Sunday, May 10, 2015

ON THE NATURE OF PHILOSOPHY (a letter to Peter Unger)



"You can’t do any of what people have thought of as philosophy. You just can’t do it, it doesn’t amount to anything. When you do it, it’s all puffery, puffery gone awry." Philosophy is a Bunch of Empty Ideas, an Interview with Peter Unger, June 16th 2014
 

Dr. Unger, it seems to me you make the mistake of equating all philosophy with analytical philosophy (which is a tedious hash of irrelevant noise).

(Contrary to your claim) there is a philosophy that matters; there is a philosophy that rises above the pedantic motions of the analytical game.

Where analytical philosophy ends, another philosophy, which seeks to actually transform the individual and the world, begins.

An example of this would be the philosophy of Nietzsche, as it pertains to the transformation and creation of the individual, or the philosophy of Marx, as it pertains to the transformation and awareness of social conditions.
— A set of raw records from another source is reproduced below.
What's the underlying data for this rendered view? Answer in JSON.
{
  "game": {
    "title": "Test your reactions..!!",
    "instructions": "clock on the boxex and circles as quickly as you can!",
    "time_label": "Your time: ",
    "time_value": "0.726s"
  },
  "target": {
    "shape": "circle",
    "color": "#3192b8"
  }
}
Because the intellectual wants to be intellectual (which leads him down the road of sophistry) he learns too late the meaninglessness of that game which is comprised of formal abstractions... only later does he gather enough sense to ask the question of what matters in the context of life. And here he is met with the profound conclusion of transformation [a philosophy of transformation!] which can rightly be called, transformative philosophy* (--that which not only proceeds from life, but that which is equally directed back at life--). However (and this is a tragedy), because the intellectual arrives at this conclusion so late there is little time left for transformation; he thus commits all philosophy to the flames. 

respectfully yours,
Jersey Flight 



*Transformative Philosophy is informed by Transformative Literature, and Transformative Literature is that which affects life as opposed to merely offering man a list of vain abstractions. I have often asked myself the question as to what I should read given the tragic shortness of life. For a long time I pondered this question, eventually I reached the conclusion of transformative literature. Pending the nature of life (which is that of brevity and confusion) man has need of practical power, which precept is both individually and socially true. 

[Transformative Philosophy was a term used by Richard Rorty in his essay, Analytical Philosophy and Transformative Philosophy, Nov 10th 1999. Transformative Philosophy develops an image of philosophy as a transformative care for self and others.]